Let’s shift the fundamental unit of analysis — from the unit to the household, and from price to fit.
Most municipal housing analysis is organized around a single question: how many units exist or need to exist at each price point? The AMI bands are the answer categories. Goals are set in those terms, progress is measured in those terms, and funding tools are designed around them. It is a tidy, internally consistent system with one significant flaw: it was designed for federal program administration, not local housing strategy. HUD needed a standardized eligibility threshold applicable uniformly across hundreds of cities. Most city councils inherited that threshold as their primary analytical lens — but a city council is not HUD. It governs a specific place with specific people, a specific labor market, specific geography, and a specific housing stock. None of that specificity survives the translation into AMI bands.
The better question is: which households need what kind of unit, in what location, and where do those matches currently fail?
When analysis is organized around households rather than units, several things change simultaneously.
The policy target becomes a person, not a number. A statement like “we need X units at 50% AMI” is a production target. A statement like “the people staffing our hospitals, schools, and restaurants cannot afford to live in the community they serve, and nothing in our housing pipeline reaches them” is a policy problem. One is easier to deprioritize. The other is harder to look away from.
Location becomes a first-order variable rather than an afterthought. The AMI framework treats a qualifying unit anywhere in a city as equivalent to a qualifying unit near transit, employment, schools, and childcare. They are not equivalent. For a household without reliable transportation, the location difference is the difference between a functional housing situation and one that fails on every practical dimension despite meeting the price threshold. When analysis starts with the household, proximity to what that household actually needs becomes part of the definition of adequacy — not a secondary consideration.

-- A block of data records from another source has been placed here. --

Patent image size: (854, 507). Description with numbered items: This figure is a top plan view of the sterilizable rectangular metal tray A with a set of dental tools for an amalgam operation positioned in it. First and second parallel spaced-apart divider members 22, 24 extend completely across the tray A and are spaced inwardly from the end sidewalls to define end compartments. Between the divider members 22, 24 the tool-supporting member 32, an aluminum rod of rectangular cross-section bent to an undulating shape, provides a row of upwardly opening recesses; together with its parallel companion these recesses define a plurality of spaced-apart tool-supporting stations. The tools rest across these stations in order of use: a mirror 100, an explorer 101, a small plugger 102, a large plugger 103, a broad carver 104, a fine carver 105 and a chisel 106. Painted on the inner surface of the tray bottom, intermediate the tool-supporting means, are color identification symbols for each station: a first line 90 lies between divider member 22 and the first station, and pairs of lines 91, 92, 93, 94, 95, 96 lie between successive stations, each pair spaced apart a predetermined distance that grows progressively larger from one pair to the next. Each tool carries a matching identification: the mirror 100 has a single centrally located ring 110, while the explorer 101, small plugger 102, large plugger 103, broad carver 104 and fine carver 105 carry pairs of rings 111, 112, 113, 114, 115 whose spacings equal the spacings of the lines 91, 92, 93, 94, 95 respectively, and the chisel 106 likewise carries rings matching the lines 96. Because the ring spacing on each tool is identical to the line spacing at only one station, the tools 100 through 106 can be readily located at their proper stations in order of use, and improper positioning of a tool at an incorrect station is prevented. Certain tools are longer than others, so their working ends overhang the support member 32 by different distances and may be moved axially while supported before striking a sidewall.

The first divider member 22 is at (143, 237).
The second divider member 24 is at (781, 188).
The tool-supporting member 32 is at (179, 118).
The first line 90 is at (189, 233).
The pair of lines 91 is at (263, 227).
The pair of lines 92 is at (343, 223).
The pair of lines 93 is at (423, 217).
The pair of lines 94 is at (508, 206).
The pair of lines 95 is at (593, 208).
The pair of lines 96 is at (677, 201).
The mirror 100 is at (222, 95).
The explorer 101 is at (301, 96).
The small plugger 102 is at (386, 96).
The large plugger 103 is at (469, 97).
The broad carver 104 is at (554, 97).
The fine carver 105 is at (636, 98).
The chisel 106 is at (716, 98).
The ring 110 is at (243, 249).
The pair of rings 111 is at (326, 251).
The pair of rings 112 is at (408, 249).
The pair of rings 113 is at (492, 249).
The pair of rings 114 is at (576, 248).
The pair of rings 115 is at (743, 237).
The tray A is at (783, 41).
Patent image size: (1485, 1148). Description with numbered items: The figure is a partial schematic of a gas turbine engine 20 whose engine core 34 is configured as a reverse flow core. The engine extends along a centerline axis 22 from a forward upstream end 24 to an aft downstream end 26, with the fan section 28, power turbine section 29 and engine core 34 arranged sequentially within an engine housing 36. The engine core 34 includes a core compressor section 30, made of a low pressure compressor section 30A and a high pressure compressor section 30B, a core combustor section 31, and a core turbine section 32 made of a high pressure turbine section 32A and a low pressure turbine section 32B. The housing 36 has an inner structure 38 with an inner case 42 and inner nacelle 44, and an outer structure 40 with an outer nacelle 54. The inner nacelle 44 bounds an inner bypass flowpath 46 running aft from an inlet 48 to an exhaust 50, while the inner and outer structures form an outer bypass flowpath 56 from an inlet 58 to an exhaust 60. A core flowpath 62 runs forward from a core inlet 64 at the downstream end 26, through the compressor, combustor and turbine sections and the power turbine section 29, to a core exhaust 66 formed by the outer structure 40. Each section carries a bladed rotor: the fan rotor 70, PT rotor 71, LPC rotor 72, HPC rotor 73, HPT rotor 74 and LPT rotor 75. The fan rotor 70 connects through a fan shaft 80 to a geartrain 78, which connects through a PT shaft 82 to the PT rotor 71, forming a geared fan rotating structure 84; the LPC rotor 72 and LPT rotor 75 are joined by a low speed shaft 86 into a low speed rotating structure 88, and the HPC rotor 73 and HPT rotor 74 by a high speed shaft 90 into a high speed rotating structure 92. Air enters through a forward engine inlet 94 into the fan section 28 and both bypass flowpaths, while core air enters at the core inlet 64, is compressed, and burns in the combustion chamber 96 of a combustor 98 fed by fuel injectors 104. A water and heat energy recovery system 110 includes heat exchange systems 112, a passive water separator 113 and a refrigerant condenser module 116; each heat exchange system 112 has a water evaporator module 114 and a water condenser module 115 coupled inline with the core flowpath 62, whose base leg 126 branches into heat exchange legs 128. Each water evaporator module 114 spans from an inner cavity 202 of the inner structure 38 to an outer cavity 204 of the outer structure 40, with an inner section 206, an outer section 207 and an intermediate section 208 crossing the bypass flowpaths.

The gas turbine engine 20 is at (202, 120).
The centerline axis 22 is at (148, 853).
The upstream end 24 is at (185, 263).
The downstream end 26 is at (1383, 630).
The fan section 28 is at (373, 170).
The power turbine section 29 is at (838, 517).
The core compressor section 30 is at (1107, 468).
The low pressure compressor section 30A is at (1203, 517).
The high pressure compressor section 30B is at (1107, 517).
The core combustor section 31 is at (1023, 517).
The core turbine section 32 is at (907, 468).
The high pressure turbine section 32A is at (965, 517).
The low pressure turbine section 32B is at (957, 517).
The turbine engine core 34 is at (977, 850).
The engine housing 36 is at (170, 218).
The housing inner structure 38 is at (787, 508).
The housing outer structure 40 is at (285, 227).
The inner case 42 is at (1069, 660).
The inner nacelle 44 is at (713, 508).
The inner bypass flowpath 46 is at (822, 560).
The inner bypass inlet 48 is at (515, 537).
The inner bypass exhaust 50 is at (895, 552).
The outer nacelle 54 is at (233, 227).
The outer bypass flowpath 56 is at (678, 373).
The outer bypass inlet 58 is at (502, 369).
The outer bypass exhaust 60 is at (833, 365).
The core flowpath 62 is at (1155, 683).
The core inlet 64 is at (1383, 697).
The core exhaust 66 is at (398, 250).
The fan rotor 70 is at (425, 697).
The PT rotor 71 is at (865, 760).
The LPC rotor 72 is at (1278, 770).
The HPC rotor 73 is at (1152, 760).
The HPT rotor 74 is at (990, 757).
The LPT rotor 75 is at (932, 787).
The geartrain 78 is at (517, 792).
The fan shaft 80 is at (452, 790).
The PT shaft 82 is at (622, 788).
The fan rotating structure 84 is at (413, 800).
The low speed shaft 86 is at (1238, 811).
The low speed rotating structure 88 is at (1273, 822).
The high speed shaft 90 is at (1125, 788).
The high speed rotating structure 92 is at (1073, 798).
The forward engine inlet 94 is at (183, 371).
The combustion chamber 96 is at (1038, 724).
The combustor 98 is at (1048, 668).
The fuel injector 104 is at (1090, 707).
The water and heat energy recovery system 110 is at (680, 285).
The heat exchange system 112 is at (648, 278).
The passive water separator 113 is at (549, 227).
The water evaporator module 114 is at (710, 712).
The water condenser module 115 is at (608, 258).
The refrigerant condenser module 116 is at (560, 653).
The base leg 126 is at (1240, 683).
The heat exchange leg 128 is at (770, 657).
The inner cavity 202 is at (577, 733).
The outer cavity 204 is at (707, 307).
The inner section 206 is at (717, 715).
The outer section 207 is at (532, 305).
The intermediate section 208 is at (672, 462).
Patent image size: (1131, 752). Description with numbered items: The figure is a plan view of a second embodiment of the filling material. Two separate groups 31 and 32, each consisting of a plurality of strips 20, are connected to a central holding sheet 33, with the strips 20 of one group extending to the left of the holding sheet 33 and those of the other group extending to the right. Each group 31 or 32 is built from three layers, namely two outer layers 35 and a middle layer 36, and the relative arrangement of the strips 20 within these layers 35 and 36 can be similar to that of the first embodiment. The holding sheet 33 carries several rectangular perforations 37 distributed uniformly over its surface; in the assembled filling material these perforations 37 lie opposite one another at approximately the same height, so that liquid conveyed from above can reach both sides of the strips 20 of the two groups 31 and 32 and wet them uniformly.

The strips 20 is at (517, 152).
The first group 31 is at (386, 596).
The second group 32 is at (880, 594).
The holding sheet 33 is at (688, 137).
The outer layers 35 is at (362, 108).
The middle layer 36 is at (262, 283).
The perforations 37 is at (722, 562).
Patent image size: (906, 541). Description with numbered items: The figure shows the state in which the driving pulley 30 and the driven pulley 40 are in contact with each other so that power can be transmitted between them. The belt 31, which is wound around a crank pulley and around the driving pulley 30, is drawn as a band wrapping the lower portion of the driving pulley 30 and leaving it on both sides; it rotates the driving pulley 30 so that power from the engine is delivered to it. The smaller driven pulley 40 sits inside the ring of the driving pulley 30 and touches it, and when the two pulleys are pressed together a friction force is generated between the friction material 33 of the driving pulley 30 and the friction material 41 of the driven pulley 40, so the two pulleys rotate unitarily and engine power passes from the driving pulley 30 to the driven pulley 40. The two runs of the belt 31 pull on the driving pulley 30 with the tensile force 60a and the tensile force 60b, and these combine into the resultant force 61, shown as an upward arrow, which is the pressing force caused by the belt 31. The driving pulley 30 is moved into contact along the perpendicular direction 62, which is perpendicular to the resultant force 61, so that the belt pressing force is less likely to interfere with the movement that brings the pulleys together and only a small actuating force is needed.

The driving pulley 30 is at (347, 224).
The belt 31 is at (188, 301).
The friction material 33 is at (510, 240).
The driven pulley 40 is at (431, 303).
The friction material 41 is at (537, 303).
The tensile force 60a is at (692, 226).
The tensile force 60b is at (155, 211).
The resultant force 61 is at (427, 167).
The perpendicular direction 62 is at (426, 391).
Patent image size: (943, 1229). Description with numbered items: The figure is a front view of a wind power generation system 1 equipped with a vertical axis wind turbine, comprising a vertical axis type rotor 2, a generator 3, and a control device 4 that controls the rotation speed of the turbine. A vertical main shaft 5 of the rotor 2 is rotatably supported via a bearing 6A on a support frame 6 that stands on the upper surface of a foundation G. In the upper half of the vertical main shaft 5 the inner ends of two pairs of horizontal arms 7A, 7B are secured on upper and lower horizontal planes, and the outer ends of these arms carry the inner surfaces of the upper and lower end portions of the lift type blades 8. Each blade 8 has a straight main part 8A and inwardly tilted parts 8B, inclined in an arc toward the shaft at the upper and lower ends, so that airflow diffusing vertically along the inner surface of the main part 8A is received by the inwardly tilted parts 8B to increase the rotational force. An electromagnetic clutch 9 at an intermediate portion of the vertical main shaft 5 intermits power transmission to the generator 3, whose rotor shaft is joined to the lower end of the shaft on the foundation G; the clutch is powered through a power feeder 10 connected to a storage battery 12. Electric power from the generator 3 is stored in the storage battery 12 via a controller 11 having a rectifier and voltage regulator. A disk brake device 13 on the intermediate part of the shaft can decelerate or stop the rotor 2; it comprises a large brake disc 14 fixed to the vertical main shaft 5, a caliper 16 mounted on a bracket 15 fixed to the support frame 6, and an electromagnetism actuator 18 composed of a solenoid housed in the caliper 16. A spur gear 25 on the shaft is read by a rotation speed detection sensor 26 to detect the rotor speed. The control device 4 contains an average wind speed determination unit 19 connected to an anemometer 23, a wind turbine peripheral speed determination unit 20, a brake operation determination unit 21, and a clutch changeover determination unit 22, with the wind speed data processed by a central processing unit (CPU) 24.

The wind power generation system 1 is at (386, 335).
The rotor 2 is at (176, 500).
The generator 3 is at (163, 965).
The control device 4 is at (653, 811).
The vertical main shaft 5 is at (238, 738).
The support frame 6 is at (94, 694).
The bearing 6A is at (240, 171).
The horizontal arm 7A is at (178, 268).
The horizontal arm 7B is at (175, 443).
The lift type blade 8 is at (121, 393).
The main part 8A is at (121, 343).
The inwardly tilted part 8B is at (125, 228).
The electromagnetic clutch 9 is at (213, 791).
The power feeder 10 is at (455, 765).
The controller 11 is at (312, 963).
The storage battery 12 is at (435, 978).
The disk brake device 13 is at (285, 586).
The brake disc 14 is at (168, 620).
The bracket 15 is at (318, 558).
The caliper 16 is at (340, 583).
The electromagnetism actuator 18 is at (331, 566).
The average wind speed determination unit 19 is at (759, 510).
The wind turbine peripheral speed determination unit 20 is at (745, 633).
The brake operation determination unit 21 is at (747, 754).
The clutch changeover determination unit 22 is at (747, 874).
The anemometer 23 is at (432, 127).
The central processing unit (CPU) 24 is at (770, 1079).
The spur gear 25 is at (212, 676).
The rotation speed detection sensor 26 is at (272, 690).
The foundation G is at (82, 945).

The gaps become visible in a way aggregate counts conceal. A jurisdiction can technically meet regional allocation targets while systematically failing specific household types, specific neighborhoods, or specific life circumstances. The households most likely to fall through are those who sit between program thresholds — earning too much for subsidized programs, too little to compete in the market. They are invisible not because the data doesn’t exist to find them but because the analytical framework isn’t organized to look for them.
The definition of success changes. Under the unit-and-price framework, success is production — units built at the right price point. Under a household-and-fit framework, success is matching — households that were previously unserved finding housing that works for their actual situation in a location that supports their actual life. That is a harder standard and a harder outcome to measure. It is also closer to what housing policy is actually meant to accomplish.
This reorientation has a practical consequence for how limited policy tools get deployed. If the question is “how many units at X% AMI do we have,” the answer drives toward production targets and subsidy programs. If the question is “which household types are unmatched and why,” the answer might point toward zoning reform, transit investment, bridge programs for transitional need, or data infrastructure that makes the mismatch visible enough to act on. The tool should follow the diagnosis. In most council chambers today, the tools are derived from a federal eligibility framework being applied to a local problem that framework was never designed to diagnose.
The AMI number is not the goal. It is one input among several that together determine whether a real household can live in a community. Keeping that distinction clear is the beginning of more honest — and more effective — local housing policy.